Subsequently, Rickford expressed regret for “the terrible word choice I made in a section of a speech meant to highlight grassroots African American, Jewish, and Palestinian traditions of resistance to oppression.”

“I detest violence and the deliberate targeting of civilians, as I stated in my speech. He addressed the newspaper, saying, “I apologize for the hurt that my careless comments have caused to my family, my students, my coworkers, and many others during this difficult time.

In an appearance on X on Sunday, Governor Kathy Hochul expressed her anger at the “disgusting & hateful posts on a message board regarding Jewish @Cornell students.”

Although it’s unclear at this time if the threats were “credible,” she did say that the New York State Police is investigating.

In order to emphasize that state police and the government will “support their efforts to maintain their students & campus communities safe,” the governor said she had met with heads of public and private institutions throughout the state.

She continued, “I also reaffirmed our strong support for free speech and the right to peaceful assembly, but I also made it clear that we will not tolerate acts of violence or individuals who harass and intimidate others with words or deeds.”

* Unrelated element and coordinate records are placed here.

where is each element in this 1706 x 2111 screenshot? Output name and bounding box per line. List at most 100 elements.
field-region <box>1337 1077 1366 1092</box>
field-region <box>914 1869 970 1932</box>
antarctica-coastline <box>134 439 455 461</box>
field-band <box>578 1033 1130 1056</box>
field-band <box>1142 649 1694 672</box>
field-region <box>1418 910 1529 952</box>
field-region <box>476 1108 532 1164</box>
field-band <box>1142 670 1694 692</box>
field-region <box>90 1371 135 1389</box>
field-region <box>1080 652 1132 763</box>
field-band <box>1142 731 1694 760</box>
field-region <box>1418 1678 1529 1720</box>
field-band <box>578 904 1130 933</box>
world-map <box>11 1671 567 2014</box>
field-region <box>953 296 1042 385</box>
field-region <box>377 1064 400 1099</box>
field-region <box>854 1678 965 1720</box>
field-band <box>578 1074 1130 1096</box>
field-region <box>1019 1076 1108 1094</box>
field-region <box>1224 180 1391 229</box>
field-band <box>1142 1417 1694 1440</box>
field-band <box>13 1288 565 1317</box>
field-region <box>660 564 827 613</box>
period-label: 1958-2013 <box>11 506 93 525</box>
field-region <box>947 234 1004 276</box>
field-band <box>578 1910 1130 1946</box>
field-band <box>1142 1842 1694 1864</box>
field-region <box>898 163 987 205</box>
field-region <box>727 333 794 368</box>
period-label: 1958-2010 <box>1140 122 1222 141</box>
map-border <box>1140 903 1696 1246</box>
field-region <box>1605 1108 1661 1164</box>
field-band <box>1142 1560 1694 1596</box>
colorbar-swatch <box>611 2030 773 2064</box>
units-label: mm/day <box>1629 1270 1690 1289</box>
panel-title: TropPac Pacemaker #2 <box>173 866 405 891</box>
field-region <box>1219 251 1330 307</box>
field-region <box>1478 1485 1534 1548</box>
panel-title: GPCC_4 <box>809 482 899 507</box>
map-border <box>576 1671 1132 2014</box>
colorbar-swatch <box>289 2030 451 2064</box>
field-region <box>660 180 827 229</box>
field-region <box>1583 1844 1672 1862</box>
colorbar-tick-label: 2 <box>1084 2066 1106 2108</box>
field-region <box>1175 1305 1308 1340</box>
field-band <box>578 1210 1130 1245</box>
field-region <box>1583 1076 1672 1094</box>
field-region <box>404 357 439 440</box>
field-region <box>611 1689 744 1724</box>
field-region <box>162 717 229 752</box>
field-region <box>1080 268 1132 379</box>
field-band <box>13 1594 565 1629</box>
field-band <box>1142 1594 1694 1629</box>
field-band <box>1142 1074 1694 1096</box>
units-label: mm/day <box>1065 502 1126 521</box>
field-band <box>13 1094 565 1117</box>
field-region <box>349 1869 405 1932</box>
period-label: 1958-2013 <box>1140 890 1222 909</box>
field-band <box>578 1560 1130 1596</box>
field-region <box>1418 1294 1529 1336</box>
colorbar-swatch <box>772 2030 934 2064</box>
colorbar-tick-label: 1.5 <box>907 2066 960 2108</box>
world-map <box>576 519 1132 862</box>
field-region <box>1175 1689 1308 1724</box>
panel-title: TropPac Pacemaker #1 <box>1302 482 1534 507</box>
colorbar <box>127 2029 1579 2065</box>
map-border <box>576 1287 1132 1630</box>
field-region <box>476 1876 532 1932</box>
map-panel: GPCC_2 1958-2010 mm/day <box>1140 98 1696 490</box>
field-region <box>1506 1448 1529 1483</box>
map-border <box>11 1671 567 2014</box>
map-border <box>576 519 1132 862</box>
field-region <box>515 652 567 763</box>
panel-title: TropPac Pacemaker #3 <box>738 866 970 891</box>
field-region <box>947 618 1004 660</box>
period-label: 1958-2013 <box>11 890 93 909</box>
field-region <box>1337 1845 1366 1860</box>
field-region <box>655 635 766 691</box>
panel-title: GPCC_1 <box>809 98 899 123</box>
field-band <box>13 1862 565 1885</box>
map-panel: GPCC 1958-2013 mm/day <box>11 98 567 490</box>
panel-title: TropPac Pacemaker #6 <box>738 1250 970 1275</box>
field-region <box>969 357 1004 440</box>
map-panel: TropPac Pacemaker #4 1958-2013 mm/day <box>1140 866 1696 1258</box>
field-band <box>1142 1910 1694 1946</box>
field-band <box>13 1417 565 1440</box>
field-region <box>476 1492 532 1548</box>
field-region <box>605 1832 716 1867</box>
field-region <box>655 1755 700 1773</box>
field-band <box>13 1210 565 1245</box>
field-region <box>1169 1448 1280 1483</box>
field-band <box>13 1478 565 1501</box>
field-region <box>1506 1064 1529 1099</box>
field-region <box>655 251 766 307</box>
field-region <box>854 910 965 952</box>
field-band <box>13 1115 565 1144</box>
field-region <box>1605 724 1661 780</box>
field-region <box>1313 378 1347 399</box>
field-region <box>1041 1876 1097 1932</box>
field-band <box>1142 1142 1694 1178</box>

In response to a “alarming” increase in incidents since the start of the war, the Biden Administration said on Monday that it is launching new initiatives to combat antisemitism on college campuses.

Campus law enforcement and the Departments of Justice and Homeland Security will collaborate to monitor hate speech on the internet. The Anti-Defamation League, which combats antisemitism and extremism, reports that since the assaults in Israel, the number of antisemitic occurrences in the United States has increased by 388% when compared to the same period last year.

The Muslim and Arab American groups, who have also reported threats and events, have received less attention from the nation’s leaders than the Jewish community, according to complaints directed at the White House. Officials from the White House have been more approachable in recent days. White House staffers have contacted Muslim, Arab, and Palestinian American political officials around the nation. Biden also called the family of a six-year-old Palestinian-American boy that was killed in what investigators are calling a hate crime.